Wolterhoff erklärt auf Nachfrage, warum die Stadtverwaltung dennoch vorerst keine schärferen Maßnahmen plant.

Inzidenzwert ist wichtig, aber nicht alles

„Der Inzidenzwert ist wichtig, um eine Vergleichbarkeit des Infektionsgeschehens vor allem mit unseren Nachbarstädten herzustellen, und er ist auch wichtig, um die Geschwindigkeit der Ausbreitung ablesen zu können und gegebenenfalls frühzeitig Schutzmaßnahmen zu treffen“, so Wolterhoff.

Doch der Sieben-Tage-Wert allein sei eben nicht alles entscheidend, bestätigt der ehemalige Gesundheitsdezernent, was neben eher regierungskritischen Wissenschaftlern zuletzt auch Essens Gesundheitsdezernent Peter Renzel erklärte. Demnach sei die Inzidenz relevanter gewesen, als viele alte und vorerkrankte Menschen sich mit dem Coronavirus infizierten und es zu massenhaft schweren Verläufen und Todesfällen kam.

Dank der fortschreitenden Impfung der Risikogruppen, infizieren sich nun eher jüngere Menschen, die glücklicherweise aber selten schwer erkranken. 220 der 340 Corona-Todesfälle in Gelsenkirchen waren älter als 80, nur 20 waren jünger als 60.
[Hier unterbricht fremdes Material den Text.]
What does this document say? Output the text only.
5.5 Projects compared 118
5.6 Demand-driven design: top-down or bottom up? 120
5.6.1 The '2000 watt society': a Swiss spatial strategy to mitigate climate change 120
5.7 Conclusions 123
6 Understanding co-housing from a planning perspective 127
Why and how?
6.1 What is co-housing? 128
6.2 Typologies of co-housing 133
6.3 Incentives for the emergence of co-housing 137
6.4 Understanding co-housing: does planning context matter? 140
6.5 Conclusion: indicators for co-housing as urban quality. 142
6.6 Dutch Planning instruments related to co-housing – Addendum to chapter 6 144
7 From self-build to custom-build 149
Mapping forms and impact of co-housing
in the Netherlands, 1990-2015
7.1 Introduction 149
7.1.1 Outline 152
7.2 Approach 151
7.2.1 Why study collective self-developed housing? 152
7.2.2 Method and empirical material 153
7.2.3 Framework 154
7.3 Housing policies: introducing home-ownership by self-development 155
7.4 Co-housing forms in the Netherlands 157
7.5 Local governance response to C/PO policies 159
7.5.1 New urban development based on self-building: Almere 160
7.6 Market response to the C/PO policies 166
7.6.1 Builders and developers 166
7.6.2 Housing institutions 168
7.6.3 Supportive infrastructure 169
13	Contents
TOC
Somit ist zunehmend fraglich, ob die Inzidenz wirklich noch als Messgröße für das Stilllegen des öffentlichen Lebens herangezogen werden kann oder ob dies nicht angesichts der psychischen, sozialen und finanziellen Schäden nicht unverhältnismäßig ist.

Nur noch wenige Corona-Patienten auf der Intensivstation in Gelsenkirchen

Fakt ist jedenfalls, dass in Gelsenkirchen am Montag nur noch fünf Corona-Patienten auf Intensivstationen behandelt werden, vier davon werden invasiv beatmet. Insgesamt werden aktuell 35 Personen wegen einer Covid-19-Erkrankung im Krankenhaus behandelt. „Die Situation in den Krankenhäusern und im Gesundheitsamt ist vergleichsweise entspannt“, berichtet Wolterhoff.

Angesichts dessen und des Umstandes, dass die viele gefährdete Menschen inzwischen – etwa in den Pflegeheimen – geimpft sind und der Altersdurchschnitt der Infizierten in Gelsenkirchen sinkt, erwäge die Stadt zunächst keine Verschärfungen der Schutzmaßnahmen. „Wir haben natürlich Ideen, wie wir vorgehen können, wenn wir bestimmte Orte in der Stadt als Hotspots identifizieren, aber grundsätzlich macht es im Ballungsgebiet Ruhrgebiet nicht viel Sinn, von Nachbarstadt zu Nachbarstadt unterschiedliche Regeln aufzustellen“, so Wolterhoff.

Wenn die gerade erst gelockerten Maßnahmen also wieder ganz oder teilweise zurückgenommen werden sollten, dann höchstwahrscheinlich nur von der Landesregierung, sagt Gelsenkirchens oberster Pandemie-Manager. Jedenfalls solange wie der Inzidenzwert im Vergleich mit den anderen Städten im Rahmen liegt.